CO2 produced from burning fossil fuels or burning forests has a different isotopic composition from CO2 in the atmosphere. This is because plants have a preference for the lighter isotopes (12C vs. 13C); thus they have lower 13C/12C ratios. Since fossil fuels are ultimately derived from ancient plants, plants and fossil fuels all have roughly the same 13C/12C ratio – about 2% lower than that of the atmosphere. As CO2 from these materials is released into, and mixes with, the atmosphere, the average 13C/12C ratio of the atmosphere decreases. This can be easily measured using several different methodologies eg tree rings, ice cores etc. If you are intersted then google it.

Thus the change in the 13C/12C ratio correlates with the increase in atmospheric CO2 over the last 150 years or so, and is entirly consistent with the hypothesis that burning fossile fuels is driivng the increase.

FACT. END OF.

Some references:
Stuiver, M., Burk, R. L. and Quay, P. D. 1984. 13C/12C ratios and the transfer of biospheric carbon to the atmosphere. J. Geophys. Res. 89, 1731–1748.
Francey, R.J., Allison, C.E., Etheridge, D.M., Trudinger, C.M., Enting, I.G., Leuenberger, M., Langenfelds, R.L., Michel, E., Steele, L.P., 1999. A 1000-year high precision record of d13Cin atmospheric CO2. Tellus 51B, 170–193.
Quay, P.D., B. Tilbrook, C.S. Wong. Oceanic uptake of fossil fuel CO2: carbon-13 evidence. Science 256 (1992), 74-79
 
Environmentalist types do want to see progress in the developing world. They often volunteer ideas and time towards that end. They see it as a blank slate to place green technology/ideas into the hands of people who just want some improvement. The average african village couldn't run a coal powered plant if they had one. Give them a solar array and clean drinking water and it improves their lives without causing harm to the environment. - murky

Give them a solar array to pump water, and someone will soon break it, and sell the parts at a local market for money. I've seen this happen a few times.

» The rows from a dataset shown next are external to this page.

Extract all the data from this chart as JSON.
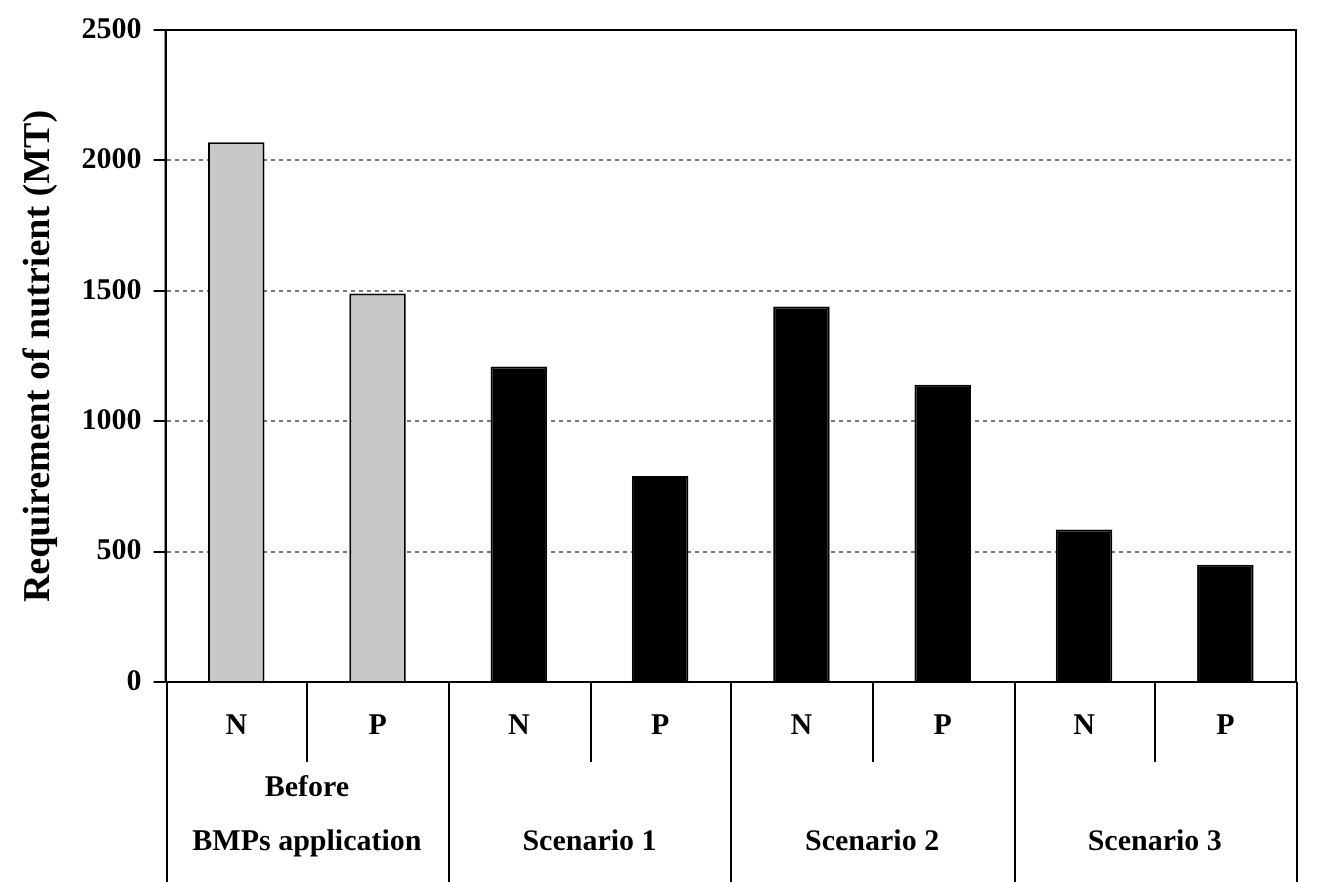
{
  "chart_data": {
    "type": "bar",
    "ylabel": "Requirement of nutrient (MT)",
    "categories": [
      "N",
      "P",
      "N",
      "P",
      "N",
      "P",
      "N",
      "P"
    ],
    "values": [
      2070,
      1490,
      1210,
      790,
      1440,
      1140,
      585,
      450
    ],
    "colors": [
      "#c8c8c8",
      "#c8c8c8",
      "#000000",
      "#000000",
      "#000000",
      "#000000",
      "#000000",
      "#000000"
    ],
    "ylim": [
      0,
      2500
    ],
    "yticks": [
      0,
      500,
      1000,
      1500,
      2000,
      2500
    ],
    "grid": "y",
    "legend": false,
    "annotations": [
      "Before\nBMPs application",
      "Scenario 1",
      "Scenario 2",
      "Scenario 3"
    ]
  }
}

Two years in the third world, and I don't think I ever saw or met one environmentalist, or people there to improve the environment. Most of the people I encountered were either private enterprise (particularly Saudi's Chinese, and people from Dubai), or religious types with NGO's doing "God's work." I can't recall ever meeting one person from outside Djibouti and Ethiopia that was there to "help the environment."
 
Give them a solar array to pump water, and someone will soon break it, and sell the parts at a local market for money. I've seen this happen a few times. Two years in the third world, and I don't think I ever saw or met one environmentalist, or people there to improve the environment. Most of the people I encountered were either private enterprise (particularly Saudi's Chinese, and people from Dubai), or religious types with NGO's doing "God's work." I can't recall ever meeting one person from outside Djibouti and Ethiopia that was there to "help the environment."

Obviously, no one would be stupid enough to go to sub-Sahara Africa and try to sell people on saving the lions, trees or whatever. They'll more likely try to show the people how to get free energy, clean drinking water and food to eat. There are African environmentalist that do care about the saving the wildlife but the other problems often overshadow those issues.

Sure, there's lots of people that go there for other reasons. Some of them want to prey upon the easy pickings from the ignorant/corrupt people there and others want to convert them to their religion.